Please tell us what camera(s) you shot with primarily – and any other special equipment that you used and why you used it.

I used what I had available to shoot with, which was an HD video camera, lav and shotgun mics, a tripod, and basically that was it.


How did your story evolve from day one, to the very last day in post? Is your story what you thought it would be?

I didn’t know the structure of the film until I was in the editing room. While shooting, I had a scene list and ideas in mind for a story but as I got closer to Juanita, and we both talked about her work, and her personal life, I switched my focus from the details of her work practice, and skills, to her as a person and an empowered woman.


Please describe the most rewarding experience you had while making this film.
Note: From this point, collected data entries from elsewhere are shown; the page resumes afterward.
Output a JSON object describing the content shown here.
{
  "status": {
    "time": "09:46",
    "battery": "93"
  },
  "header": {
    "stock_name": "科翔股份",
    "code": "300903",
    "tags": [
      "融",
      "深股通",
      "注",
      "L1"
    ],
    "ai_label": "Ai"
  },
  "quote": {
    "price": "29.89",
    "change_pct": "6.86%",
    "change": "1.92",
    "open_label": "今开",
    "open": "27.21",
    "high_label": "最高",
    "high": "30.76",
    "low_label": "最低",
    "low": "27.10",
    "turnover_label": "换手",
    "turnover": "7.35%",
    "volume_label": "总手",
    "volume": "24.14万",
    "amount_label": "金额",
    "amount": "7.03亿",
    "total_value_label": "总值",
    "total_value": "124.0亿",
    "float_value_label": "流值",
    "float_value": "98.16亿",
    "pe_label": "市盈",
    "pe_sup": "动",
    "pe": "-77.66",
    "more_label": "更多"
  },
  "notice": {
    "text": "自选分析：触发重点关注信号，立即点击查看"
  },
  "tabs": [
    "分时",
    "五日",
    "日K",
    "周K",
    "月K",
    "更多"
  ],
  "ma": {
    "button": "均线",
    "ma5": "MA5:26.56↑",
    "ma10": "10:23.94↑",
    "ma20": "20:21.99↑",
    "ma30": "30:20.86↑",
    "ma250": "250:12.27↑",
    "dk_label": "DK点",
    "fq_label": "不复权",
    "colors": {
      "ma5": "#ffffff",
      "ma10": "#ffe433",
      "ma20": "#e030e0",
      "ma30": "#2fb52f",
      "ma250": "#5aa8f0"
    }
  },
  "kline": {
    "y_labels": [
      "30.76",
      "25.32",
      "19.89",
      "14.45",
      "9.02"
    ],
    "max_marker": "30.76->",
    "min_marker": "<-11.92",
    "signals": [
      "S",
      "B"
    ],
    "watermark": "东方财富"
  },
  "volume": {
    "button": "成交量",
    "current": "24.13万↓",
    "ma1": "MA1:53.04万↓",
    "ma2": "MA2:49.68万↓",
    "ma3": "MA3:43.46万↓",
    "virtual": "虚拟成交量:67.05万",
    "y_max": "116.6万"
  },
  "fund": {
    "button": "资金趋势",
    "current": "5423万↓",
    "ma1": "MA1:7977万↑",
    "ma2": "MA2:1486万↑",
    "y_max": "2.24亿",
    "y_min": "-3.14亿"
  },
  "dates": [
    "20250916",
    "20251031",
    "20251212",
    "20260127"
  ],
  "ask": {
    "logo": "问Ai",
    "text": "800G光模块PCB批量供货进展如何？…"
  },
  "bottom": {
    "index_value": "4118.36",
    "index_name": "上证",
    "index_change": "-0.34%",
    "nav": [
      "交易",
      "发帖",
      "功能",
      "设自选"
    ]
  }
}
The overall experience of learning about the traditional medicine practices that this incredibly hardworking, and knowledgeable group of women practice everyday, and their work as part of the midwives organization of traditional healers. Learning about what they have created as an organization and personally accomplished. Getting to know more about my own culture and country as well.


What advice can you give to other impact filmmakers?

The possibility as a filmmaker to create impact does not start or end within the time frame of the film. It can happen from the very beginning of the entire process with the conception of an idea, and it does not necessarily have an end.


What’s your favorite part about the filmmaking process and why?

Being behind the camera. It’s an experience that I find meditative, exciting, and at times like being in a trance.


What’s the one item you always take with you when working out in the field and why?

My journal. It’s therapeutic and very useful to keep track of my thought process and feelings during the experience of working in the field.